In fact, no fewer that 17 Republicans sit in seats that backed Clinton last year. The Republican in the bluest seat is James LeMunyon, who represents HD-67, a Northern Virginia district that Clinton carried 60-34; in 2012, Obama won it by a considerably smaller 54-45 margin, which shows how hostile voters there were to Trump—a pattern we’ve seen in other well-educated suburbs.
But other seats moved in the opposite direction. At the far end of this batch of Republican-held seats Clinton won, Hampton Roads Del. Robert Bloxom Jr. sits in the closest district: His HD-100 voted for Clinton 49-47, a drop from Obama's 55-44 win here. But at least Democrats don’t have to worry too much about playing defense: All 34 Democrats sit in Clinton seats, and even the closest—Del. Roz Tyler’s HD-75 in southern Virginia—still went for Clinton by a comfortable 57-41 margin (four years ago, Obama took it 62-37).
While Democrats always have plenty of Republicans to go after, they’ve had a tough time making gains. The biggest reason is that turnout among Democratic voters tends to drop when there’s no presidential race on the ballot, and state House races take place in odd-numbered years. On the flipside, however, there’s the Trump factor: The new occupant of the White House may be able to motive angry Democrats who’ve stayed home in prior off-year elections to show up in November.
And Democrat office-seekers will need to harness that motivation, since lots of Democratic-leaning voters still split their tickets in Virginia, backing Democrats for governor but Republicans for the legislature. Democratic Gov. Terry McAuliffe’s 2013 win demonstrates puts that obstacle into stark relief.
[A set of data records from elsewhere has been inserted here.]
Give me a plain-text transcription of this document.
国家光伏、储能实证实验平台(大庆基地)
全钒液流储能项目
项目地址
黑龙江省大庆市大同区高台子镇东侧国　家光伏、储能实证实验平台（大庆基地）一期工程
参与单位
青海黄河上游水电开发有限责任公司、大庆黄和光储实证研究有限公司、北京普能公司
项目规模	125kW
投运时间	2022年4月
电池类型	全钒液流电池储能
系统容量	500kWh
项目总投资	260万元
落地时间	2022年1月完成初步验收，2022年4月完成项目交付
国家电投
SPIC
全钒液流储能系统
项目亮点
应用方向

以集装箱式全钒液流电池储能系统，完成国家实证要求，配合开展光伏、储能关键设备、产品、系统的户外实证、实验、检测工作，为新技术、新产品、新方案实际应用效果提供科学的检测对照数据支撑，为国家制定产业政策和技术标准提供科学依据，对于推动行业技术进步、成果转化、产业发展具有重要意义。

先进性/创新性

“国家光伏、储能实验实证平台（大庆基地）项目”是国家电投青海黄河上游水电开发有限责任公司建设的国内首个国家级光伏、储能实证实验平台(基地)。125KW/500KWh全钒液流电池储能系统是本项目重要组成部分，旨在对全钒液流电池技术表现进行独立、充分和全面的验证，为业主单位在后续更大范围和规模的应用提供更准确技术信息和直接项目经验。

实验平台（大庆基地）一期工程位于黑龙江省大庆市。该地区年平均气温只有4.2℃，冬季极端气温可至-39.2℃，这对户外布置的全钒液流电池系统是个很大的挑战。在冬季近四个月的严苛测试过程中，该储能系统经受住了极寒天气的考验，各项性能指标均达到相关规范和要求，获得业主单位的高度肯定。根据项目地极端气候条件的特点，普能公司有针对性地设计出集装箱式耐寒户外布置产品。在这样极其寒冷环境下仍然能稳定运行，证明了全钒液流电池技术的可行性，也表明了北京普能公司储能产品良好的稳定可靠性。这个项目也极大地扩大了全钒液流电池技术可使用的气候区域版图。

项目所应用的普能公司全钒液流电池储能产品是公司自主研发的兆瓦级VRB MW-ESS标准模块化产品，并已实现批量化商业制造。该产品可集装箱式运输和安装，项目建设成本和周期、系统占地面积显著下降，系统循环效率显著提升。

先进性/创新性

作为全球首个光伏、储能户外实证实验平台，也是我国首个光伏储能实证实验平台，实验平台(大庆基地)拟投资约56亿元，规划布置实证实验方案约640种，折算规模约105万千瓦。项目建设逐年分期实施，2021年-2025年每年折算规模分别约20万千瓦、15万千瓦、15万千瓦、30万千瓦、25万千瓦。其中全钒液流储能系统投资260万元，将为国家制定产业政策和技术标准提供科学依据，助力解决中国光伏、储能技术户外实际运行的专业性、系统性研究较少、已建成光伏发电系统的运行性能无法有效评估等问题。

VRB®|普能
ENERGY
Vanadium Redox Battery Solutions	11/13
Democrats went into that year’s elections holding just 32 seats in the state House, and they hoped a McAuliffe victory would generate success further downballot. McAuliffe did indeed win statewide 48-45 and carried 44 seats, but state House Democrats netted exactly one seat. If Democrats want 2017 to go differently, state House candidates can’t just hope that Team Blue’s gubernatorial candidate will just sweep them into office.
But it’s also possible that Virginia Democrats will catch a break this year. The U.S. Supreme Court is currently weighing a challenge to Virginia’s state House map, which plaintiffs have argued violates the constitution by packing too many black voters into too few districts. If the court agrees and orders a new map, McAuliffe’s veto will prevent the GOP legislature from just drawing up another gerrymander.
However, that’s a big if—a lower federal court has already upheld the existing map—and Democrats need to go into November assuming they’ll be running under the current lines. Still, opportunities abound, if Team Blue is ready to seize them.